Des Vogtes Mienenspiel aus Gnitzenkuhl war unergründlich, während um ihn herum getuschelt und leise geredet wurde. Geshla von Gnitzenkuhl und ihre Mutter waren höchst überrascht und starrten geradezu auf den Mann an ihrer Seite. Er musste spüren wie viele Augenpaare nun auf sie gerichtet waren. Sein halblanges glattes blondes Haar trug er am heutigen Tage offen. Gewandet war er in zurückhaltend elegante Stoffe, die seine Erscheinung, vor allem die durchdringend blauen Augen, vorzüglich zur Geltung brachte.

Dieser senkte schließlich kurz den Kopf und blickte auf seine Stiefelspitzen. Was musste dieser Recke, der sich heute so ruhmvoll bewiesen hatte ausgerechnet hier, vor aller Augen diese Frage stellen? Die Antwort auf diese Frage war leicht, und resigniert musste er eingestehen, er hätte es an seiner Stelle nicht anders gemacht, hätte er Leomara unbedingt gewollt. Entschlossen hob er wieder den Blick und schaute den Ritter geradewegs an.

„Euer Begehr überrascht mich Ritter Unswin. Ich kenne euch nicht wirklich, weiß jedoch sehr wohl, dass die Familie von Keilholtz in Greifenfurt seit vielen Generationen lebt und dort große Achtung genießt. Ihr seid erst vor kurzem zum Ritter ernannt worden, das letzte Mal als ich euch sah, wart ihr noch ein Edelknappe, doch scheinbar steckt viel in euch wie ihr heute bewiesen habt.“

An dieser Stelle hörte man einen aufgebrachten Schnauber aus Richtung des Platzes auf dem sich Quanion gerade seines Helmes entledigt hatte, und auf Helfer gestützt da stand. War sein Vater völlig unverbindlich so konnte die Mißachtung die Quanion dem Ritter gegenüber hegte kaum deutlicher sein.

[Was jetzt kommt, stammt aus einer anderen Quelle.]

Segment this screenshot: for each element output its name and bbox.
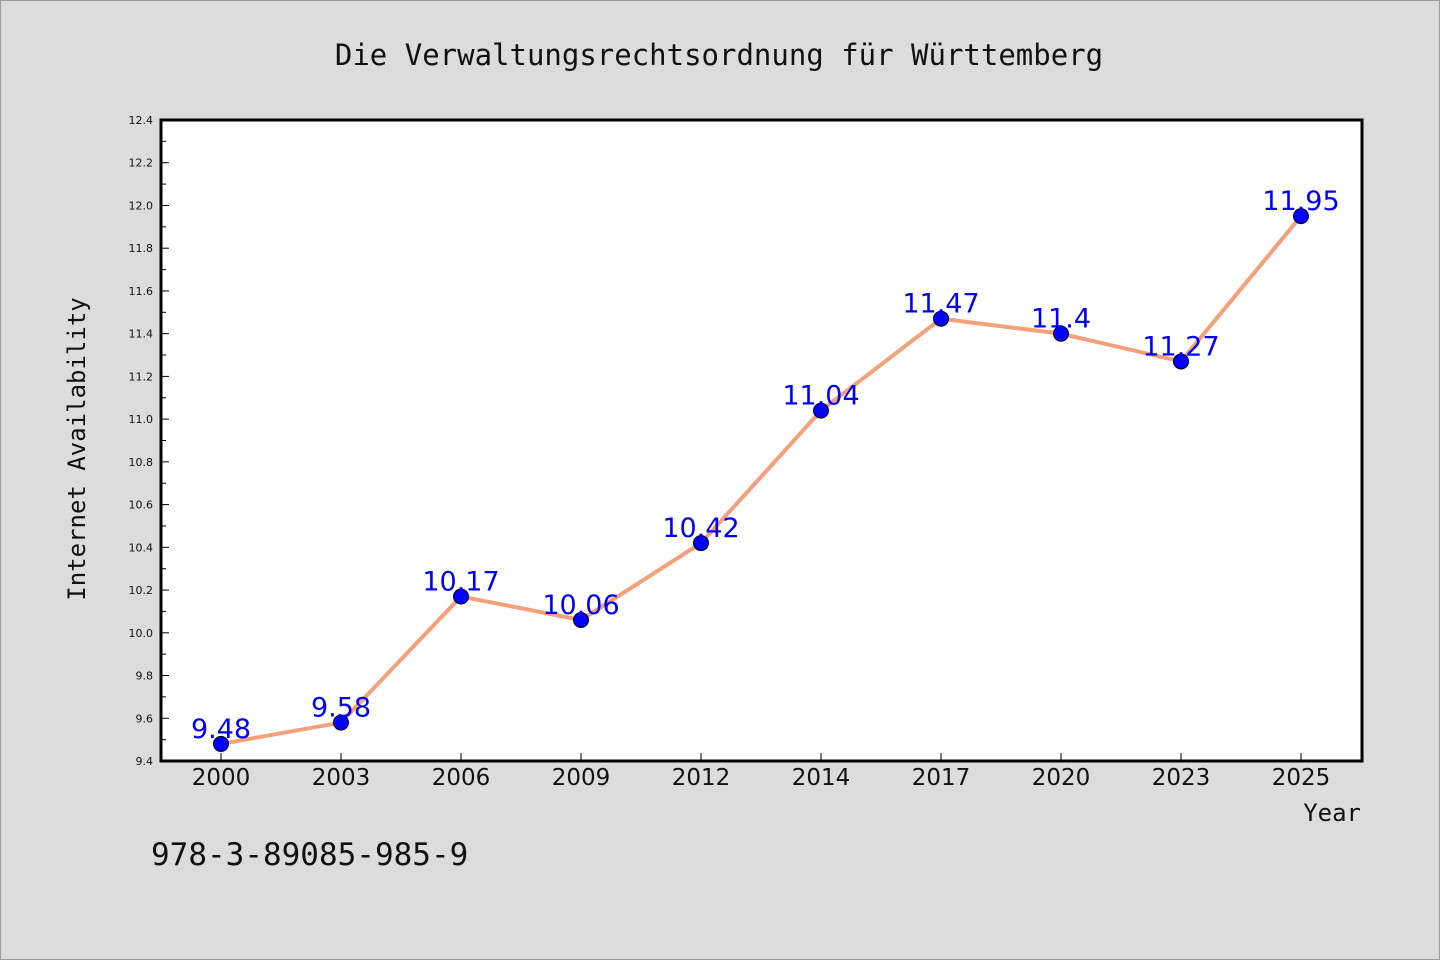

„Wenn ihr innerhalb des kommenden Götterlaufes beweist, dass ihr unsere Tochter Leomara ernähren könnt und ein sicheres Einkommen habt, und sie euch dann noch ehelichen möchte, so könnt ihr dies mit unserem Segen tun.“

Einen Moment verharrte Unswin und wagte nun doch einen Blick zu Leomara hinüber zu werfen. Sie sah mindestens so angespannt aus wie er sich fühlte. Wie ein zu leichter Bogen in zu kräftigen Händen und kurz davor zu zerspringen. Er fasste sich und sah wieder zu ihtrem Vater.

„Euer Wohlgeboren, ich achte und ehre Eure Sorge um Eure Tochter. Ich akzeptiere Eure Bedingungen und werde noch vor Jahresfrist jenen Nachweis erbringen den Ihr von mir wünscht.“

Wieder verneigte sich Unswin vor Roderick und der versammelten Adelsschar und lenkte gleich darauf sein Pferd zurück zu dem Punkt wo seine Knappin auf ihn wartete. Er war mehr als erleichtert über diese halbe Zusage, denn er hatte kaum damit gerechnet so viel zu erreichen. Sicher, er hatte noch keine Idee wo er die geforderten Garantien und finanziellen Mittel herbekommen sollte. Aber er hatte einen ganzen Götterlauf Zeit eine Lösung zu finden und das vergangene Jahr hatte ihm mehr als deutlich aufgezeigt, wie viel man in dieser recht kurz erscheinenden Zeitspanne erreichen konnte. Fröhlich pfiff er vor sich hin, als der noch immer von zwei Helfern gestützte Quanion an ihm vorbei zu seinem Zelt geführt wurde.